Francisco d’Almeida Lobo é viúvo e vive nos vastos territórios do Monte do Azinhal com a filha solteira, um irmão valdevinos e uma velha tia. Em tempos teve uma relação breve, mas marcante, com Maria Barnabé, e não esqueceu. A memória desse encontro com a mulher de Jacinto Velho, o desejo, a solidão e o desespero irão atormentar para sempre Francisco Lobo. A este clima de paixões insolúveis, ir-se-á juntar a firme determinação de Jacinto em não querer trabalhar na herdade do Monte Azinhal e dele ser escravo. Os parcos proventos da courela, a caça e alguns animais sustentarão, embora com dieta escassa, a família.
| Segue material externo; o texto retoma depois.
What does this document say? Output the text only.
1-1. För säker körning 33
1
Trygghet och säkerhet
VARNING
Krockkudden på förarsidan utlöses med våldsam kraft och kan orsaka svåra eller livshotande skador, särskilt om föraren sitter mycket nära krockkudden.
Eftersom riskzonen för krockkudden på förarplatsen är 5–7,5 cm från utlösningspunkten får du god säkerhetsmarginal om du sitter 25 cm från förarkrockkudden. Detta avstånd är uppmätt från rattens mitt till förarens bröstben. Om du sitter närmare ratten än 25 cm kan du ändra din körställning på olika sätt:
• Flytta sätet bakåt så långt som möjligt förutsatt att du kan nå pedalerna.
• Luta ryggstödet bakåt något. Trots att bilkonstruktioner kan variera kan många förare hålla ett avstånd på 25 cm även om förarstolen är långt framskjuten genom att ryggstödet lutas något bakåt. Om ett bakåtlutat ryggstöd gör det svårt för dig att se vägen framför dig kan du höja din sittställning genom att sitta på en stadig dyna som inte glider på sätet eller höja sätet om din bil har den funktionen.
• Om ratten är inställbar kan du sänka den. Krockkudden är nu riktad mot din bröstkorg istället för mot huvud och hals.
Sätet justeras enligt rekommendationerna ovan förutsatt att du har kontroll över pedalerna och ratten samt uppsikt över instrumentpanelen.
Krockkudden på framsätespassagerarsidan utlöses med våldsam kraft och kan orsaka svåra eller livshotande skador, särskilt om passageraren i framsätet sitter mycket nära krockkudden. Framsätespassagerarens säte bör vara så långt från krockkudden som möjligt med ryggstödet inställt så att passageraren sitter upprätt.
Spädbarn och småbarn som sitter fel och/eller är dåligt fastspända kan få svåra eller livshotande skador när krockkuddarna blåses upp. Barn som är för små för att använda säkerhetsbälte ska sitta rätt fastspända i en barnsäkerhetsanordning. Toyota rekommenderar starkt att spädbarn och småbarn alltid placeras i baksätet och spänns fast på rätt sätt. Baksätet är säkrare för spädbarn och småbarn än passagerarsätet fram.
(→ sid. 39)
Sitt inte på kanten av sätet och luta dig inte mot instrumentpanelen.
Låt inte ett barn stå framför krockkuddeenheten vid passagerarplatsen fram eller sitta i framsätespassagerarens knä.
Os ciúmes doentios de Jacinto, a desagregação da prole, o cerco de Francisco Lobo, irão despoletar toda a acção e destruir ambas as famílias.

Mesmo nesta trama convencional Carlos Campaniço não deixa de introduzir algumas questões pertinentes que envolveram a vida e a luta dos trabalhadores rurais do Alentejo nos anos do fascismo, ao mesmo tempo que cria personagens fortíssimas como Jacinto Velho, Maria Barnabé, a que sonha e tem premonições e Sebastião Velho.

O Montinho dos Velho, a miséria quase inumana, a fome e a degradação gradual de uma família acossada pela vingança do agrário, que o autor descreve de forma modelar e crítica, remetendo-nos por vezes para o monte dos Palma de Seara de Vento, de Manuel da Fonseca, trazem à nossa mais recente literatura a memória de um Alentejo da perfídia e da avareza, mesmo quando esta se atrela a impulsos de desejo quase demenciais, mas, sobretudo, de posse, esse execrável sentido de domínio (ainda hoje presente em alguns sectores da nossa vida colectiva), de impor ao outro, já desapossado de tudo, o seu ferrete de humilhação e poder, como se não existissem limites para o infando: traves de um olhar remoçado e vigoroso sobre o espaço mítico de um Alentejo ancestral, que Abril nos deu levantado e orgulhoso, percorrem esta escrita a um tempo dramática, incisiva e poética.

Um bom, enxuto e rememorativo romance.